Evaluation

This section reports the evaluation of FANTASIA v4.0 on the CAFA3 benchmark. Results are presented both per model and aggregated, following the official CAFA-evaluator methodology.

Data availability

All prediction files, evaluation outputs, and ground truth references used in this study are openly available in Zenodo:

FANTASIA v4.0 Results on CAFA3 Evaluation

This record includes:

  • fantasia_results_cafa3.zip — Predicted annotations generated with FANTASIA.

  • cafa3_evaluation.zip — Processed evaluation outputs.

  • cafa3_gt.tsv — Ground truth annotations.

  • cafa3_gt.fasta — Ground truth protein sequences.

Fmax scores

The main evaluation metric is Fmax, computed separately for each model and aggregation strategy:

Fmax by model

Model

Fmax

Prot-T5

0.822

ESM3c

0.815

Ankh3-Large

0.810

all_models

0.810

Prost-T5

0.809

ESM

0.800

ensemble

0.791

Note

Prot-T5 achieved the highest Fmax (0.822), followed closely by ESM3c (0.815). The ensemble strategy performed slightly worse than the best individual models.

Per-ontology performance

The following figures illustrate F-score distributions by ontology category:

  • BP (Biological Process):

    F-score per model in BP
  • CC (Cellular Component):

    F-score per model in CC
  • MF (Molecular Function):

    F-score per model in MF

Overall F-score

The aggregated F-scores across all ontology categories are summarized below:

Overall F-score per model

all_models vs ensemble

It is important to distinguish between the two aggregation strategies:

  • Ensemble (FANTASIA internal): Combines predictions from all enabled models, but for each protein keeps only the annotation with the best score. This favors high-confidence transfer at the cost of discarding secondary annotations.

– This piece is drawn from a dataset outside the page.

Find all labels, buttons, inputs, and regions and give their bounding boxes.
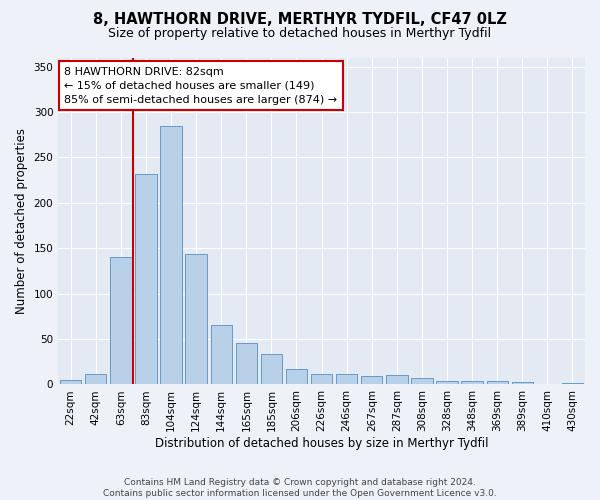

  • All models (external CAFA evaluation): Brute-force evaluation of all prediction files (per-model outputs and the ensemble together). This effectively merges all annotations, leading to broader coverage but also potential redundancy.

Interpretation

  • Individual PLMs (especially Prot-T5 and ESM3c) outperform the internal ensemble in terms of Fmax.

  • The internal ensemble achieves higher recall (0.86–0.93) but at the cost of lower precision (0.51–0.73), which explains its lower Fmax compared to the best single models.

  • In contrast, the all_models evaluation (performed externally with the CAFA evaluator) merges predictions from all PLMs, including also the ensemble, providing an upper bound of annotation capacity with even broader coverage but also introducing redundancy, and therefore is not directly comparable to the internal ensemble.